2008 - 2009 Criminal Justice Project Produces Multiple Amicus Briefs
(Boston, Revised 11/13/09) New England Law | Boston: Directed by Professor David Siegel, the Criminal Justice Project took on numerous amicus briefs this past school year, researching and writing the briefs that either have been, or will be, submitted to the Supreme Judicial Court.
Found below is information about the individual briefs that the CJP worked on:
September 2008 - November 2008: Students Ciara Mason (’09) and Laura Mannion (’09) compiled research for an amicus brief for the cases Commonwealth v. Gomes and Commonwealth v. Little. Professor David Siegel wrote the brief for the Suffolk Lawyers for Justice. The focus of the amicus brief was whether in the circumstances of this case expert testimony was required to prove that the quantity and packaging of the drugs the defendant possessed were consistent with an intent to distribute.
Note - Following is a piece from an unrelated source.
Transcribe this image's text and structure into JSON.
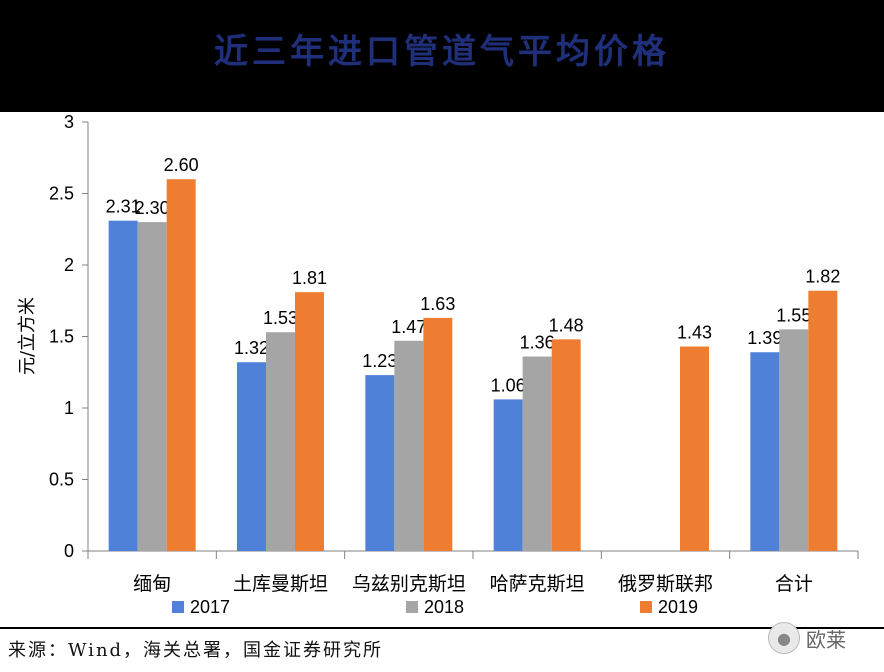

To see information about the case, and to read the submitted brief by Professor David Siegel on behalf of Suffolk Lawyers for Justice, please click here.
September 2008 - February 2009: Professor David Siegel researched and wrote an amicus brief for the Suffolk Lawyers for Justice for the case Commonwealth v. Oscar Lyles. The focus of the amicus brief was whether the motion judge correctly ruled that police officers' encounter with the defendant was not a field investigation interrogation, but rather a Terry stop based on a hunch; whether the contraband found on the defendant's person after his arrest on an outstanding warrant after he had furnished his identification to the police officers as requested should have been suppressed.
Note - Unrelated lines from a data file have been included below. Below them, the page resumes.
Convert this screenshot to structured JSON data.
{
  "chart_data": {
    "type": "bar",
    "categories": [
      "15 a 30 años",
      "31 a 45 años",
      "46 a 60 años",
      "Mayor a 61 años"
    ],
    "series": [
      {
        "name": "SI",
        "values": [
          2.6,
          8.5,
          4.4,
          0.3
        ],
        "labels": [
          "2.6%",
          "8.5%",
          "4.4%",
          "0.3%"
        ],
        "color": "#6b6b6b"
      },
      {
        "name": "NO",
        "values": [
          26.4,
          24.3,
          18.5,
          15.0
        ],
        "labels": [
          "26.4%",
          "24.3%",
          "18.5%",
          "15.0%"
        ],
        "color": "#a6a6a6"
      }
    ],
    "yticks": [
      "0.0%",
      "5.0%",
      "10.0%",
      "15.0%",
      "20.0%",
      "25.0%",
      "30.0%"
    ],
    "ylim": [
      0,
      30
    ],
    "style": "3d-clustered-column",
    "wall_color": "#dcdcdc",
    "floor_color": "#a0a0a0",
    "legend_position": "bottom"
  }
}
On February 25, 2009, Professors David Siegel and Lawrence Friedman, with CLSR Fellow Susan Walton, mooted the attorney for the Oscar Lyles case in preparation for oral arguments.
To see information about the case, and to read the submitted brief by Professor David Siegel on behalf of Suffolk Lawyers for Justice, please click here.
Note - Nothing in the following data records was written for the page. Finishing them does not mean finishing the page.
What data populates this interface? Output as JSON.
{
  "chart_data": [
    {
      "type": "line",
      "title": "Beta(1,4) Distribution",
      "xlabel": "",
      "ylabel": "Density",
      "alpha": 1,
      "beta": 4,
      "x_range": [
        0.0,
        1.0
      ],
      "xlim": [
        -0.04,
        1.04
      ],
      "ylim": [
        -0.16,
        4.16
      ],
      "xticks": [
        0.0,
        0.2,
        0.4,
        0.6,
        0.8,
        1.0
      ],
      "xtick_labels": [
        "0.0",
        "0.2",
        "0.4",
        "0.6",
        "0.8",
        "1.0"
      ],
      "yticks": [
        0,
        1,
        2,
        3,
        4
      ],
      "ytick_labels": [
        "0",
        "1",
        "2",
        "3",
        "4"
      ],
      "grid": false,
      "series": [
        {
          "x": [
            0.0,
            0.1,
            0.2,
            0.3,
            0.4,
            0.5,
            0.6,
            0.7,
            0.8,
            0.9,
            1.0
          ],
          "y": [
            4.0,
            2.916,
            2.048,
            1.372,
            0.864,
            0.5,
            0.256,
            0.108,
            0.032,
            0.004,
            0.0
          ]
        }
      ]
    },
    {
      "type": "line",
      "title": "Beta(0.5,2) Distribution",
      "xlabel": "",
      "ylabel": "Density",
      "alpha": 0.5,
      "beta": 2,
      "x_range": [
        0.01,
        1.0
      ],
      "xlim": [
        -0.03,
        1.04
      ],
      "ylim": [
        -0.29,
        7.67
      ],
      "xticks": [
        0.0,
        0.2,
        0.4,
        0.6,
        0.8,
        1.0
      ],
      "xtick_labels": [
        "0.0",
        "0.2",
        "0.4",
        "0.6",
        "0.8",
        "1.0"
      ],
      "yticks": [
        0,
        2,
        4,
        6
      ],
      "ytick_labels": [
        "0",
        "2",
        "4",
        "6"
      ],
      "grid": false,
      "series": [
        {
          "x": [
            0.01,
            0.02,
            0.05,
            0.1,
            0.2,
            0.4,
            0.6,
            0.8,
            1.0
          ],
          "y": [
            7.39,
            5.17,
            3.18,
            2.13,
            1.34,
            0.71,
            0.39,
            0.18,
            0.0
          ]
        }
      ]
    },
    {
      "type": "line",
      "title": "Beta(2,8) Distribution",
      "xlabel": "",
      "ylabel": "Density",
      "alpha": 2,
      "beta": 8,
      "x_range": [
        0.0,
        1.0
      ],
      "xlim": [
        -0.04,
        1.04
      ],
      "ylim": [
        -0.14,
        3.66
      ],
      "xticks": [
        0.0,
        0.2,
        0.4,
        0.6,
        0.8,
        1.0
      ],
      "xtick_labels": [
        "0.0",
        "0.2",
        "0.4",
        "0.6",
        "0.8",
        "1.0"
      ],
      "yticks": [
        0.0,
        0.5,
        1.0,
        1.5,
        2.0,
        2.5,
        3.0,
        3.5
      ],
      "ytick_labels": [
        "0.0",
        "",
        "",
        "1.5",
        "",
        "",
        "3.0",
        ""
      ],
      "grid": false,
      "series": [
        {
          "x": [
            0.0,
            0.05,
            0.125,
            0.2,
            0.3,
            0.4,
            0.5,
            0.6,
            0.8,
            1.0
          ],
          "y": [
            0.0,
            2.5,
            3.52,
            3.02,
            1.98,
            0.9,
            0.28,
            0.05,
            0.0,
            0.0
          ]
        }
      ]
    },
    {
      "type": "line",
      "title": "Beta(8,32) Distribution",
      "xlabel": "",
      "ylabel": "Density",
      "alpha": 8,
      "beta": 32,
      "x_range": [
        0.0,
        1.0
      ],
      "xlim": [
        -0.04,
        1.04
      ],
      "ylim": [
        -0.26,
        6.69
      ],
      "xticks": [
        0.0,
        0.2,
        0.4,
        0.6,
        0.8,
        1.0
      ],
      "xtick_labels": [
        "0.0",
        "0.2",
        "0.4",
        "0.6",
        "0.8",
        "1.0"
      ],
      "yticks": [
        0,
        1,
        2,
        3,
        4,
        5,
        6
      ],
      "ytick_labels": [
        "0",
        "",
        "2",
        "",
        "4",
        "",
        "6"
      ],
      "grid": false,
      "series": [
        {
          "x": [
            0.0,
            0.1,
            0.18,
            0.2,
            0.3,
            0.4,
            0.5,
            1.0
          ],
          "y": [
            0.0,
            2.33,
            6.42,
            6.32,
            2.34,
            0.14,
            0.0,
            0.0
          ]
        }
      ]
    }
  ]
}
February 2009 - April 2009: On behalf of the New England Innocence Project, Professor David Siegel worked with associates from Goodwin | Proctor and a faculty member from Roger Williams School of Law to file an amicus brief in the Rhode Island Supreme Court case of State of RI v. Tracey Barros.
February 2009 - Present: Students Martha Drane (‘10) and Maria Giraud (’10) are working with an associate at Goodwin | Proctor and Professor David Siegel on an amicus brief for Commonwealth v. Brandon Watson on behalf of NEIP. The focus of the amicus brief is whether cautionary jury instructions should be given when police indicate to a witness that a suspect is present in an identification procedure or when police fail to warn the witness that the perpetrator may or may not be included in the procedure; whether in such circumstances, expert testimony regarding eyewitness identification should be admissible at the defendant's request.